The sale is a key plank of CEO Pietro Labriola's strategy to
break up and revamp the battered company. State lender Cassa
Depositi e Prestiti (CDP) has an end-November deadline to submit
a preliminary bid for the landline grid, under a plan championed
by Meloni's predecessor Mario Draghi.
The multi-billion euro offer would be part of a broader
project to merge TIM's network with smaller rival Open Fiber,
which is controlled by CDP.
Butti criticised such an approach and called for CDP to take
over TIM, whose stock is trading close to record lows, with the
aim to combine the former phone monopoly network assets with
those of Open Fiber.
His so-called "Minerva" project also envisages TIM selling
off its service operations as well as its unit listed in Brazil
to cut its debt.
The state lender is TIM's second largest investor with a 10%
stake. French media conglomerate Vivendi has a 24%
CDP's plan for TIM has been complicated also by
valuation divergences with Vivendi, which is demanding 31
billion euros to back a sale, at least 10 billion euros above
the state lender's price tag, sources have said.
CDP still aims to submit a bid for TIM's infrastructure
by Nov. 30 under a preliminary pact sealed in May, but has not
yet received a government go-ahead, four sources familiar with
the matter told Reuters on Friday.
Two of the sources said key government officials still had
reservations about CDP's plan, and therefore the lender could
freeze the offer for the network.
Meloni's office and CDP declined to comment.
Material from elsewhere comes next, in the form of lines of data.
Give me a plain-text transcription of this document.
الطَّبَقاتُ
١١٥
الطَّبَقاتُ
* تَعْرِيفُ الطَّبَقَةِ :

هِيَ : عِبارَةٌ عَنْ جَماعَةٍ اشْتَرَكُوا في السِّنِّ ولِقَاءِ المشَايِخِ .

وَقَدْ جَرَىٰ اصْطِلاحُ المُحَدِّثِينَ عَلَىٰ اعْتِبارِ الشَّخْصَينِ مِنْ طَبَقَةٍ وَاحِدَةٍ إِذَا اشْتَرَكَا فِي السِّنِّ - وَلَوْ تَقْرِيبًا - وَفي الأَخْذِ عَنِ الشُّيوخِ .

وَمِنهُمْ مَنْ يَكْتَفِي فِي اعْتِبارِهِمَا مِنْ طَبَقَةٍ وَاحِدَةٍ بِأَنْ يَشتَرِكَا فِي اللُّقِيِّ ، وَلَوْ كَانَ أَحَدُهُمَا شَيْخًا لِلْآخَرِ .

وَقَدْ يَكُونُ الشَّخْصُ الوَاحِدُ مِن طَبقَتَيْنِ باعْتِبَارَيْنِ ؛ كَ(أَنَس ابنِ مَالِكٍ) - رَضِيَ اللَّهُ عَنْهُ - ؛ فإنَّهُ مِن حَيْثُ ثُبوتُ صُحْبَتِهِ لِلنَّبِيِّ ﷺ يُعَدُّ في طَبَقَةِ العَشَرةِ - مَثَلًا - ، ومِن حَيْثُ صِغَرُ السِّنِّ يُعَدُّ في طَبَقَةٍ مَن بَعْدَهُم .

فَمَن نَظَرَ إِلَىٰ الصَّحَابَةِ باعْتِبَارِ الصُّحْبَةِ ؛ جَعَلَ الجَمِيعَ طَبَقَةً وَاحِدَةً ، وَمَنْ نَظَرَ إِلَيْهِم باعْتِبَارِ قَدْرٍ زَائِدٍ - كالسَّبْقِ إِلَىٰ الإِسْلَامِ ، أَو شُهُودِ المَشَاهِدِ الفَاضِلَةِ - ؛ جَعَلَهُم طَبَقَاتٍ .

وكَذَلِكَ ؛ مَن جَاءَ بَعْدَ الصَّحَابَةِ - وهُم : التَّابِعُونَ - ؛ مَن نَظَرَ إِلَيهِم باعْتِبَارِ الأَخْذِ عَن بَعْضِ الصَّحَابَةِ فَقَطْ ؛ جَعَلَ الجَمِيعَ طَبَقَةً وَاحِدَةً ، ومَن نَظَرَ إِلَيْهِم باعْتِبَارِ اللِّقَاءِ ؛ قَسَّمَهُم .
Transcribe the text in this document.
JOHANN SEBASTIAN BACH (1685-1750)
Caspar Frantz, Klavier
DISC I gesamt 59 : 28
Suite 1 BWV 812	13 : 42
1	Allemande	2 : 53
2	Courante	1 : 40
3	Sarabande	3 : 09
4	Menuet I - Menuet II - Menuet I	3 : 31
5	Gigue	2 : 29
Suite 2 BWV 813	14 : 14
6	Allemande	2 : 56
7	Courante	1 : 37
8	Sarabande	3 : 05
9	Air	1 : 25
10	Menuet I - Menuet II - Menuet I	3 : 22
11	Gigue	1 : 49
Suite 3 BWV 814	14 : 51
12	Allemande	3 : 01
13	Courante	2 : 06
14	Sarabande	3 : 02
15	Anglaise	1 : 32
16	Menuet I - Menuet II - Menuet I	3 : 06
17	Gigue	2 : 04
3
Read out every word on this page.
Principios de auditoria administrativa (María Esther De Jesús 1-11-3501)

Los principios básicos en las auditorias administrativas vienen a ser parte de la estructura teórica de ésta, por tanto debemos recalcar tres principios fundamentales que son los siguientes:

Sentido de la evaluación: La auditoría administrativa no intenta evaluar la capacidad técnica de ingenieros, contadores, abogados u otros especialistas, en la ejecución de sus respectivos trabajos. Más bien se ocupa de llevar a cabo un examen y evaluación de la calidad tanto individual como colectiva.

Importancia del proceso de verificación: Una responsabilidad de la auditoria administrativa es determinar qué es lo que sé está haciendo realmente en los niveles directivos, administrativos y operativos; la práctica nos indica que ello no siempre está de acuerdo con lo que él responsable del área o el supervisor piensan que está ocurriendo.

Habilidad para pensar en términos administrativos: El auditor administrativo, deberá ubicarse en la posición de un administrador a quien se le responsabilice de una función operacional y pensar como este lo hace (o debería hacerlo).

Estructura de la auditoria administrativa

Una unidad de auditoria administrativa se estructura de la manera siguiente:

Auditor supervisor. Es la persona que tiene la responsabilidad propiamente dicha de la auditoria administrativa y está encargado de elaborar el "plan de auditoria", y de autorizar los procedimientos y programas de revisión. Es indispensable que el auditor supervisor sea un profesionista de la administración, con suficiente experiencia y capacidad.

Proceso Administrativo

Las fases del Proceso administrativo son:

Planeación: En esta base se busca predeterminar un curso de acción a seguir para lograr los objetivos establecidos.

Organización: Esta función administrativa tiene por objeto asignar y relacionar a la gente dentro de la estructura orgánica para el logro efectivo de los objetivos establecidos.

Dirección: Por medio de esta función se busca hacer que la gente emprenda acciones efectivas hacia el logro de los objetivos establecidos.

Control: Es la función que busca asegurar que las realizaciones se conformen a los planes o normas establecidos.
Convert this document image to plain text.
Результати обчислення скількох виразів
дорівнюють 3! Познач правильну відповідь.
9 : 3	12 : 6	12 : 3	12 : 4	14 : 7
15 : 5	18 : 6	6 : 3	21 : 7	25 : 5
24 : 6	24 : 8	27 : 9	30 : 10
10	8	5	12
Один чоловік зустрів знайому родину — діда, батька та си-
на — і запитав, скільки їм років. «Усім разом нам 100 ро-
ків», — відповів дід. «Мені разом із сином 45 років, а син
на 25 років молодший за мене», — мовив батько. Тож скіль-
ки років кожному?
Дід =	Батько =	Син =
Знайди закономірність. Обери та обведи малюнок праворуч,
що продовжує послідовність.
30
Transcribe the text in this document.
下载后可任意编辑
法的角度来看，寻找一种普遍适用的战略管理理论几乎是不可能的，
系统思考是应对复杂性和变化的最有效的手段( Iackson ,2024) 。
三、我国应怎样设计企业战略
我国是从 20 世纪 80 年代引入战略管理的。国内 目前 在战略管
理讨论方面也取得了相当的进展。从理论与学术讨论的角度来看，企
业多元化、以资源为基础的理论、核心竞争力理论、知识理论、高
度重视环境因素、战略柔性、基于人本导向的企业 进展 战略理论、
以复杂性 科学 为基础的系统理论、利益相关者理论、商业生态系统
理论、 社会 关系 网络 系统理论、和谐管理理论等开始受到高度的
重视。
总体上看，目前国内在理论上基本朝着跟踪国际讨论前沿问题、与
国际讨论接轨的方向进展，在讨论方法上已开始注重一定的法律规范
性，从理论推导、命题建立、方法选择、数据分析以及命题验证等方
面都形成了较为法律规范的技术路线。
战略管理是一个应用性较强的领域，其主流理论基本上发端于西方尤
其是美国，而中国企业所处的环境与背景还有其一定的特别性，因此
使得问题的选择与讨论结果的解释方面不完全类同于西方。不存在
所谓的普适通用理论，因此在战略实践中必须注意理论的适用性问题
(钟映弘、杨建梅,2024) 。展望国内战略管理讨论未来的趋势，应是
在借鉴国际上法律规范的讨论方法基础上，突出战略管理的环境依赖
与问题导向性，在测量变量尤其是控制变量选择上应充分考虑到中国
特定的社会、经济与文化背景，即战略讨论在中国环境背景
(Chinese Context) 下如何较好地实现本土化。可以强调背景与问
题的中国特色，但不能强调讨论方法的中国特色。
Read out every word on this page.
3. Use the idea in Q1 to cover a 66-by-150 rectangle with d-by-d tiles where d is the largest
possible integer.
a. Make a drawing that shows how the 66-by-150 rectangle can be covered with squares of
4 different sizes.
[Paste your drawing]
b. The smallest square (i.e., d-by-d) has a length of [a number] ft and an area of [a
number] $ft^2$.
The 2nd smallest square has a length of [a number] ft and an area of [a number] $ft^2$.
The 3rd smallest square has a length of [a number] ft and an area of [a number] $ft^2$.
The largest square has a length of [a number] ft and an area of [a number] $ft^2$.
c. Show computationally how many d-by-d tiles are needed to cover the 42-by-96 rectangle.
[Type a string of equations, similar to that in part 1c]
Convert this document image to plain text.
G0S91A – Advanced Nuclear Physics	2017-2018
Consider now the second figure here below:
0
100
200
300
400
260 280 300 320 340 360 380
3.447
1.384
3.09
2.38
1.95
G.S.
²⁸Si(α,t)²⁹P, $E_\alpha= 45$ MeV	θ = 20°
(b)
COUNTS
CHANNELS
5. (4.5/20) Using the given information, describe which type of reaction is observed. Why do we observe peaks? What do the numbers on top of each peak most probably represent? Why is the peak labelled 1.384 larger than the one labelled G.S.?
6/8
Economy Minister Giancarlo Giorgetti, who plays a key role
in the sale, on Tuesday reiterated that the government wants to
win control of TIM's network which is deemed of strategic
interest, adding such a goal can be reached in "several ways".
Earlier this month Giorgetti warned that Butti's plans for
TIM needs to be extensively discussed within the government.
A meeting between the government and unions, aimed at
discussing TIM's future, is scheduled for Nov. 28.